HMGIC/LPP fusion proteins may interfere with the normal function of the HMGIC and/or LPP proteins in tumors. No transcriptional activation could be detected in the GAL4 assay for the nuclear HMGIC/LPP fusion proteins, suggesting that the transcriptional activation capacity of the LIM domains of LPP is negatively influenced by fusion to the DNA-binding domains of HMGIC in this assay. Wild-type HMGIC is thought to act as an architectural factor that binds to AT-rich sequences, thereby modulating the activity of other transcription factors (Goodwin, 1998
; Mantovani et al., 1998
). Thus, it cannot be excluded that if the DNA-binding domains of HMGIC bind to specific chromosomal structures in a physiological situation, the transcription activation capacity of the LIM domains is exposed, a possibility that our assay did not test.

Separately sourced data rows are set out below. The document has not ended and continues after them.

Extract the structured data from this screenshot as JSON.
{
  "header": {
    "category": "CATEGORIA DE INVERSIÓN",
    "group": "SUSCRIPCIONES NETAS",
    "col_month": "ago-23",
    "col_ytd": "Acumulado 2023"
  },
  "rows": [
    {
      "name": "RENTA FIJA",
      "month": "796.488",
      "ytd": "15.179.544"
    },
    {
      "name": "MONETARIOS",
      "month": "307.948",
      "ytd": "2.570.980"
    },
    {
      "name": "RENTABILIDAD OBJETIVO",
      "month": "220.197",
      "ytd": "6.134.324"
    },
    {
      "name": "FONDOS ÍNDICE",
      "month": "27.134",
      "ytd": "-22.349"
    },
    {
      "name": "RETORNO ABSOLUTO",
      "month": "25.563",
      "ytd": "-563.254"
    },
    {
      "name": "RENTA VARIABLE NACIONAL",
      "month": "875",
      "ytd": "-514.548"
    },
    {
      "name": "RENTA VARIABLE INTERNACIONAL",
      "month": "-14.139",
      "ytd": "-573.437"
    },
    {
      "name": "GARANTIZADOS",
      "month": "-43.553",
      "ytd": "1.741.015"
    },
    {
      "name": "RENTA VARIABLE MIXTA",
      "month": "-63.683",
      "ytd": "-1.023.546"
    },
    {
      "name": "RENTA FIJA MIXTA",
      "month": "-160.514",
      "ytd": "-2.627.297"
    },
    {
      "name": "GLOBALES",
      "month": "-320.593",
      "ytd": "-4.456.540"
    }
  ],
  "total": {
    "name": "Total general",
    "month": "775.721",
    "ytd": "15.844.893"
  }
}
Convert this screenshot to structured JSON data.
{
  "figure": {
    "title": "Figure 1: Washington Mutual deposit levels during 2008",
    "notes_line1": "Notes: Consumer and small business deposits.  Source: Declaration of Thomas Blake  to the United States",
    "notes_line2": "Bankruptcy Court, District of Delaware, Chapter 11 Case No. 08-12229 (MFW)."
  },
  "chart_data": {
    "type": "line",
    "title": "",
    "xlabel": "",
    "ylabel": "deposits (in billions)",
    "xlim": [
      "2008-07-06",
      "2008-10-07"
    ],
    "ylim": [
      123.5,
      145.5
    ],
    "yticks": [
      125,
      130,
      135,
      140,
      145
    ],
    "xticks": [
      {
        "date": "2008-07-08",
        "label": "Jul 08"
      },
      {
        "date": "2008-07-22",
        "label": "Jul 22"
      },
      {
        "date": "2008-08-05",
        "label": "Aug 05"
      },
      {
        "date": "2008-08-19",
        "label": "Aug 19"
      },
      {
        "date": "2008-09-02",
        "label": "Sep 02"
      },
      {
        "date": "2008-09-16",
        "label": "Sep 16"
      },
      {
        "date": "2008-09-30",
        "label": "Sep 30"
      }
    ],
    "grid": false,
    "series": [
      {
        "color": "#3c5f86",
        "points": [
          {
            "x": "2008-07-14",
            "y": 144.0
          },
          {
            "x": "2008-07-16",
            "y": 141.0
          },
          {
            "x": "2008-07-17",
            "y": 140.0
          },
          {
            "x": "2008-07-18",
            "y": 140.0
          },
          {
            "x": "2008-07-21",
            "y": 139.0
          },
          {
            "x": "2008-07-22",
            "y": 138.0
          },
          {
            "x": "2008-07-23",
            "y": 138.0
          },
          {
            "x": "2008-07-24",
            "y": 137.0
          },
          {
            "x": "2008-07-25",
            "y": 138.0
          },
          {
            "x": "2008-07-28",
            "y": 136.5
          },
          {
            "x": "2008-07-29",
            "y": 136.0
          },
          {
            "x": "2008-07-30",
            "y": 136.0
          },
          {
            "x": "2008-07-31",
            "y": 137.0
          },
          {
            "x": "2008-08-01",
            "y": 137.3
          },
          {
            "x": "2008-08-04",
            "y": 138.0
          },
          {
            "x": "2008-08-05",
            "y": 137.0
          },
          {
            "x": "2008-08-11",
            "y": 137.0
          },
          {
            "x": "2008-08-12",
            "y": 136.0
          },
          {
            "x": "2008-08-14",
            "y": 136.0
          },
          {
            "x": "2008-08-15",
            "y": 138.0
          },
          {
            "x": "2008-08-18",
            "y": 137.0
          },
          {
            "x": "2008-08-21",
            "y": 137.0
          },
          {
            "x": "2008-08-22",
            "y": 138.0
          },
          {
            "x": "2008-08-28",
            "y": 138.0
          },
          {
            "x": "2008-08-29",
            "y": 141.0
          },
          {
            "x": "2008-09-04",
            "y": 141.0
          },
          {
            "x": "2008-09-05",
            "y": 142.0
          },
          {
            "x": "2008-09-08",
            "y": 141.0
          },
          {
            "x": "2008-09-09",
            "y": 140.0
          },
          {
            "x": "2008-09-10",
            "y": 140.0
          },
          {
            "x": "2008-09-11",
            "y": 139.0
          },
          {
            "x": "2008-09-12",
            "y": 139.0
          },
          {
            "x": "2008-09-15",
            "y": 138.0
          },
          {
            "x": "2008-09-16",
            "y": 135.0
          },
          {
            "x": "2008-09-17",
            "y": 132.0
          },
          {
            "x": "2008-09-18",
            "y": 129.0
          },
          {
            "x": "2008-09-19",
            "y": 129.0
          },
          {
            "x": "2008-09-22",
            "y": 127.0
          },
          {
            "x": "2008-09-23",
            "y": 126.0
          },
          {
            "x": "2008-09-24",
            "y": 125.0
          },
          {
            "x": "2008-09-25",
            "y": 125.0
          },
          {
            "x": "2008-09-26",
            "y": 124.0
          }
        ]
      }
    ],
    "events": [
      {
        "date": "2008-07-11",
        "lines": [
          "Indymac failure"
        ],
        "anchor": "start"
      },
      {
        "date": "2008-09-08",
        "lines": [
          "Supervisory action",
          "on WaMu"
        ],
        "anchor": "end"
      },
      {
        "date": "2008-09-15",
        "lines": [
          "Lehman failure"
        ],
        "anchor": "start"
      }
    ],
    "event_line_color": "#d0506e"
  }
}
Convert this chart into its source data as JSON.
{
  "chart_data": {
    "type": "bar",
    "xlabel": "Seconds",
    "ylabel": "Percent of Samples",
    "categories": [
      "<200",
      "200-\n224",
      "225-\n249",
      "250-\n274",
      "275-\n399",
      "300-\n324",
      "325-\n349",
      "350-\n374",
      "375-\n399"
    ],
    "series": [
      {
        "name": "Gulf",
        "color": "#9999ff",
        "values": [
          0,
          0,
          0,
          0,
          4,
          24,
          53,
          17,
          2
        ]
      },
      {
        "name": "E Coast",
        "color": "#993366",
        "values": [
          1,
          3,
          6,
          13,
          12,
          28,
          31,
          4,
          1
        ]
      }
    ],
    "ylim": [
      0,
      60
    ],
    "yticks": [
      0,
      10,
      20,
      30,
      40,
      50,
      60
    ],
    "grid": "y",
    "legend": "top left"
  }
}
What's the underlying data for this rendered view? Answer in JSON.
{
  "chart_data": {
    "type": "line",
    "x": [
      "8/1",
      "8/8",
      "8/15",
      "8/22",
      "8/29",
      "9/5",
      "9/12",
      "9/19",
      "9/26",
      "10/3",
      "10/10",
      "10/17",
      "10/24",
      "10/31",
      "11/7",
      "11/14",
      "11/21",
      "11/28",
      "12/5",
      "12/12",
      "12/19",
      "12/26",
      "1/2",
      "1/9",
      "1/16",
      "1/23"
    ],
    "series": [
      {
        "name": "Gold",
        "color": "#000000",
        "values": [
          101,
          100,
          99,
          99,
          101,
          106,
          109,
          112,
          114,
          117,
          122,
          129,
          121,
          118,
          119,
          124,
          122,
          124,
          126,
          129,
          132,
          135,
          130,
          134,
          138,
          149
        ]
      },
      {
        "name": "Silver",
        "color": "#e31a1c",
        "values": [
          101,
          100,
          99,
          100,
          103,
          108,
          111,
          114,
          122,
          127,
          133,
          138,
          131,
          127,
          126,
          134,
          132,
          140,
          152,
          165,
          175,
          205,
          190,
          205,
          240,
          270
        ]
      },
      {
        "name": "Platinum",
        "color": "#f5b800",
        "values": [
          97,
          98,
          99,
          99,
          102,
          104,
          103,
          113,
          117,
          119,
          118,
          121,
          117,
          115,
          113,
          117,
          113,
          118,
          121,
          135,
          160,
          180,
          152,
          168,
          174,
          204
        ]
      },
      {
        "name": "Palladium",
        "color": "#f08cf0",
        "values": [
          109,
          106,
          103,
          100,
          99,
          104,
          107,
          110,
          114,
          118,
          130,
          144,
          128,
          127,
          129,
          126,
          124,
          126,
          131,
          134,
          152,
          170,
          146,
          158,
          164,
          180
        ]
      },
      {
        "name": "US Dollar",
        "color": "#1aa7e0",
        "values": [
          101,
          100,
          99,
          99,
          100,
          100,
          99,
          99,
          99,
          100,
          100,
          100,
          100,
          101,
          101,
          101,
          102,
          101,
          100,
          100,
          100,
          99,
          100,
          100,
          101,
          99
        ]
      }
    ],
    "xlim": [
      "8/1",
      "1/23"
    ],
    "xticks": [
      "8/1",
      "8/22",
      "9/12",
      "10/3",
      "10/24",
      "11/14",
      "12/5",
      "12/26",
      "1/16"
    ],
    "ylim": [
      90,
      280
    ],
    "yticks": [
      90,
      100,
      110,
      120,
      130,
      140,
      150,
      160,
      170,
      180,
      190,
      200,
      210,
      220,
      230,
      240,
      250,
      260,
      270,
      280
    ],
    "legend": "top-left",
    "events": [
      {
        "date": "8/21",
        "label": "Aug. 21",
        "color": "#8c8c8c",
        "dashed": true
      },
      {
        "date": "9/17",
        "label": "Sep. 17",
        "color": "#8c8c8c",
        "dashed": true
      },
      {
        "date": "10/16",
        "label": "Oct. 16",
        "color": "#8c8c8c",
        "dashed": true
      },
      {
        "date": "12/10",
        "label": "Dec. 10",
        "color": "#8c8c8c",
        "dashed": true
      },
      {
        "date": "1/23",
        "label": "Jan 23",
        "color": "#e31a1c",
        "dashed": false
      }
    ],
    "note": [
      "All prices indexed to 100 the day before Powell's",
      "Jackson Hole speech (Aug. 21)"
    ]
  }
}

Signaling pathways that control the organization of the actin cytoskeleton and cell proliferation are closely linked. Here we showed that LPP
, a gene that is targeted by the preferential t(3;12)(q27-q28;q15) chromosomal translocation in lipomas, encodes a protein with multiple functional domains that are important for its interaction with proteins of focal adhesions and cell-to-cell contacts as well as for its transcription activation capacity. Although the physiological role of LPP is still unknown, our findings open the possibility that LPP may serve as a scaffold on which distinct protein complexes are assembled in the cytoplasm and the nucleus. Similar to the adherens junction protein β-catenin, LPP may participate in the organization of the cortical actin cytoskeleton at cell adhesion sites and in the regulation of gene transcription (Behrens et al., 1996
). Knowledge obtained in the present study will constitute the basis for further investigations of the biological function of LPP and of its role as well as that of HMGIC/LPP fusions in tumorigenesis.